How can I canonicalize a URL when url::Canonicalize isn't canonical enough?
```
#include "url/url_util.h"
void canonicalize(const std::string src) {
constexpr bool trim_path_end = false;
std::string dst;
url::StdStringCanonOutput o(&dst);
url::Parsed p;
url::Canonicalize(src.data(), src.size(), trim_path_end, NULL, &o, &p);
o.Complete();
LOG(ERROR) << dst;
}
// etc
canonicalize("
http://a.example.com/x-y=z");
canonicalize("
http://b.example.com/x%2Dy%3Dz");
```
prints
```
http://a.example.com/x-y=z
http://b.example.com/x-y%3Dz
```
so the "%2D" and "%3D" are treated differently. I'm guessing because
"=" / "%3D" is a reserved character:
https://en.wikipedia.org/wiki/URL_encoding#Types_of_URI_characters
It looks deliberate, although it's not obvious why:
https://source.chromium.org/chromium/chromium/src/+/main:url/url_canon_unittest.cc;l=1301;drc=ed519e442491476fbf09e2e419efb27716a94bed
Neither "url/url_canon.h", "url/url_util.h" or
https://source.chromium.org/chromium/chromium/src/+/main:url/README.md
give detail on what "URL canonicalization" means exactly.
My problem is that I'm have URLs whose path contains what looks like a
base-64 encoded something, and base-64 uses "=" for padding. Some
times my URLs have "=" and other times they have "%3D" and I'd like to
canonicalize them so I can compare for equality.
Converting a std::string to a GURL and then callling path() doesn't
help, since that basically just invokes url::Canonicalize().
This is for ChromiumOS Fusebox
(
https://source.chromium.org/chromium/chromium/src/+/main:chrome/browser/ash/fusebox/README.md)
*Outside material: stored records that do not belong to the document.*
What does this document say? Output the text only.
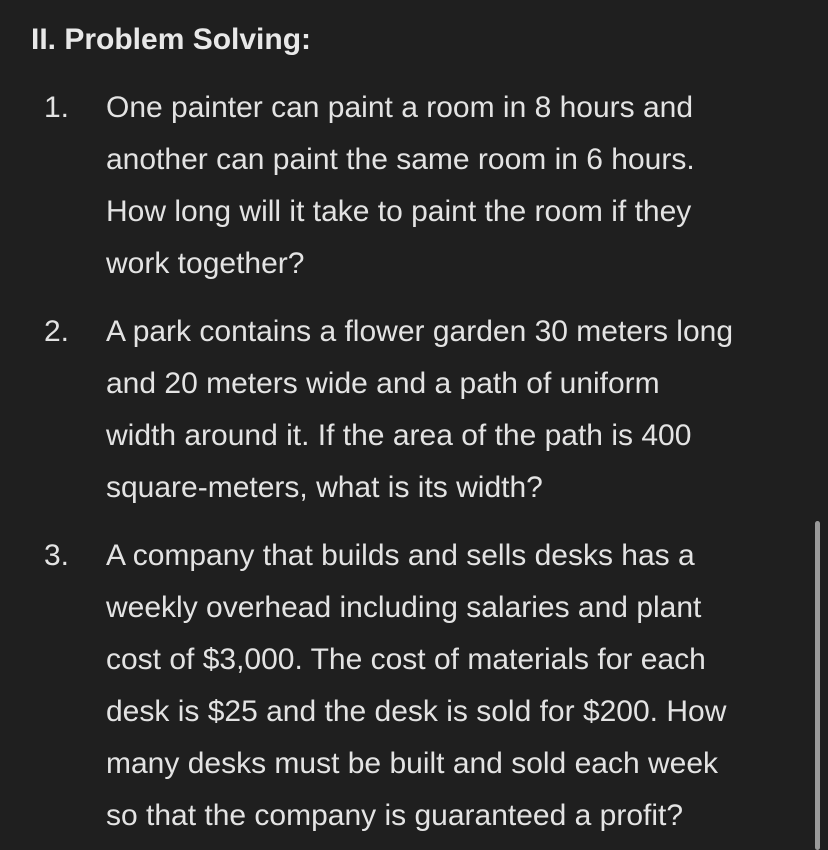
II. Problem Solving:
1. One painter can paint a room in 8 hours and
another can paint the same room in 6 hours.
How long will it take to paint the room if they
work together?
2. A park contains a flower garden 30 meters long
and 20 meters wide and a path of uniform
width around it. If the area of the path is 400
square-meters, what is its width?
3. A company that builds and sells desks has a
weekly overhead including salaries and plant
cost of $3,000. The cost of materials for each
desk is $25 and the desk is sold for $200. How
many desks must be built and sold each week
so that the company is guaranteed a profit?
drag-and-drop, where third party JS can offer filesystem URLs as
drag-and-drop data sources. I want to compare these URLs (and their
prefixes) with an allow-list, and thought that canonicalization would
facilitate that, but url::Canonicalize doesn't collapse "=" and "%3D"
to the same thing.
I'm writing C++ (not JS), so I don't have access to JS's
decodeURIComponent() or decodeURI().
"url/url_util.h" does offer a DecodeURLEscapeSequences C++ function
but I'm hesitant to use it because, IIUC, it's not idempotent. Given
"%2541" input, DecodeURLEscapeSequences'ing it once gives "%41" but
DecodeURLEscapeSequences'ing it twice gives "A".
Do I have to roll my own URL canonicalization, separate from
url::Canonicalize from "url/url_util.h"?